Results: Overall, 147 patients were enrolled; 117 presented with ¹⁸F-FES SUV ≥ 2 and received ET; 30 patients with SUV < 2 were randomized to ET or ChT. After a median follow-up of 62.4 months, 104 patients (73.2%) had disease progression and 53 died (37.3%). Median progression-free survival (PFS) was 12.4 months [95% confidence interval (CI) 3.1-59.6 months] in patients with SUV < 2 randomized to arm A versus 23.0 months (95% CI 7.7-30.0 months) in arm B, [hazard (HR) = 0.71, 95% CI 0.3-1.7 months]; median PFS was 18.0 months (95% CI 11.2-23.1 months) in patients with SUV ≥ 2 treated with ET. Median overall survival (OS) was 28.2 months (95% CI 14.2 months-not estimable) in patients with SUV < 2 randomized to ET (arm A) versus 52.8 months (95% CI 16.2 months-not estimable) in arm B (ChT). Median OS was not reached in patients with SUV ≥ 2. 60-month OS rate was 41.6% (95% CI 10.4% to 71.1%) in arm A, 42.0% (95% CI 14.0% to 68.2%) in arm B, and 59.6% (95% CI 48.6% to 69.0%) in patients with SUV ≥ 2. In patients with SUV ≥ 2, 60-month OS rate was 72.6% if treated with aromatase inhibitors (AIs) versus 40.6% in case of fulvestrant or tamoxifen (P < 0.005).

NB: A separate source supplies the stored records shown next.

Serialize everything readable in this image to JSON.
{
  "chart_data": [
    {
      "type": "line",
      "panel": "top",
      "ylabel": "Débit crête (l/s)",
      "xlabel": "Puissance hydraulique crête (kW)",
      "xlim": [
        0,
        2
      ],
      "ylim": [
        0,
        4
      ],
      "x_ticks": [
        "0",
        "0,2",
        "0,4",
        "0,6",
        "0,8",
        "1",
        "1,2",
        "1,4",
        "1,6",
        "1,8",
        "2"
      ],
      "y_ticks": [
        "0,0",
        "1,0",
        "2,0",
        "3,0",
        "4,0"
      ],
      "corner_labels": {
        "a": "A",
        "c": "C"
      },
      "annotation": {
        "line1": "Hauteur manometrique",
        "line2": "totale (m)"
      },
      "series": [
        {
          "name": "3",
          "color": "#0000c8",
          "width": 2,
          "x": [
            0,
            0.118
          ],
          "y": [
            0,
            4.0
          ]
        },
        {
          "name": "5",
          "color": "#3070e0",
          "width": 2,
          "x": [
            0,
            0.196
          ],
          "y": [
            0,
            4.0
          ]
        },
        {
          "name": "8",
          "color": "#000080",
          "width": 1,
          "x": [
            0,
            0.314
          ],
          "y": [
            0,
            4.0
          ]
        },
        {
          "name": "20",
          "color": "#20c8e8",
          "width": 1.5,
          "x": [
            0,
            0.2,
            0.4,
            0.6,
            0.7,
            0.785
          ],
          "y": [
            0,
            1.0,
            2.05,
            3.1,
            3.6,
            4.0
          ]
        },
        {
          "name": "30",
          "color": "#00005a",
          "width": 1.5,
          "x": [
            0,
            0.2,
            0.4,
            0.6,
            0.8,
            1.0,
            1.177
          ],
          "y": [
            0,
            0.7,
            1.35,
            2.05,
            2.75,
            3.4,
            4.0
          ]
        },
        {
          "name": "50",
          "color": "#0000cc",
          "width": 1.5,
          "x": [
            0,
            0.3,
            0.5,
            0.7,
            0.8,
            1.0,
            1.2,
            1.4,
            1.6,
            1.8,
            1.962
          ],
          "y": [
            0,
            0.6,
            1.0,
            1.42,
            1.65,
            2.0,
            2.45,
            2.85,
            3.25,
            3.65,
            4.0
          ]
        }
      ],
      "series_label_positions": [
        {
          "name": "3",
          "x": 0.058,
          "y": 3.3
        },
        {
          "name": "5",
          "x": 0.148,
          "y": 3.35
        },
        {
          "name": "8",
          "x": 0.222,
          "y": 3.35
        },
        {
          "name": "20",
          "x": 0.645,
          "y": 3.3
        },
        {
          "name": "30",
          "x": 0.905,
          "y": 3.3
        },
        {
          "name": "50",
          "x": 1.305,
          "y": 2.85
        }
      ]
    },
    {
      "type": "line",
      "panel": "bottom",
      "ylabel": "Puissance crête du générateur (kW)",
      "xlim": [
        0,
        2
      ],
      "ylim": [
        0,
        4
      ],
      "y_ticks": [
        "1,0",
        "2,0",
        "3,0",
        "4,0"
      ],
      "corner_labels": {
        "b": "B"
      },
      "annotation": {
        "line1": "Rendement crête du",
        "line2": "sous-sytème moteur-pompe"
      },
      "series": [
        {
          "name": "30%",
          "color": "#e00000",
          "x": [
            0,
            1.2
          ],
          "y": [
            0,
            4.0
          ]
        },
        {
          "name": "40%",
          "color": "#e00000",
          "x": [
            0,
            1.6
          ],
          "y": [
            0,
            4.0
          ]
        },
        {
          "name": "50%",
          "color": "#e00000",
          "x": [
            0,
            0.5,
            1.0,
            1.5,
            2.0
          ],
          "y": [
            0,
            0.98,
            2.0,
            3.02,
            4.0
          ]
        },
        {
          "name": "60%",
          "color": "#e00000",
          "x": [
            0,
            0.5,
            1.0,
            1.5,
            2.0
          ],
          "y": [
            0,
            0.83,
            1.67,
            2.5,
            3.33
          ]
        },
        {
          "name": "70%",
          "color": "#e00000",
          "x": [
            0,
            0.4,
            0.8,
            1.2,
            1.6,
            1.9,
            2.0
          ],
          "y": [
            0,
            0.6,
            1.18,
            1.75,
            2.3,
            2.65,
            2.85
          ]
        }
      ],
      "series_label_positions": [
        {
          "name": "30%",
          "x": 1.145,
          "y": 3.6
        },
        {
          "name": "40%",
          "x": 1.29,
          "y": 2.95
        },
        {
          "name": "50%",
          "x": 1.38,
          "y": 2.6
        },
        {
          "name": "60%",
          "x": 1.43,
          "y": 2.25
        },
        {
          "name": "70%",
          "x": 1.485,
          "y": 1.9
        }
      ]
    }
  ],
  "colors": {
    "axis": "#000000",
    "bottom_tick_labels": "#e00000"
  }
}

Conclusions: The ET-FES trial demonstrated that ER+/HER2- MBC patients are a heterogeneous population, with different levels of endocrine responsiveness based on ¹⁸F-FES CT/PET SUV.

Keywords: (18)F-fluoroestradiol PET/CT; endocrine sensitivity; molecular imaging; randomized clinical trial; standardized uptake value (SUV).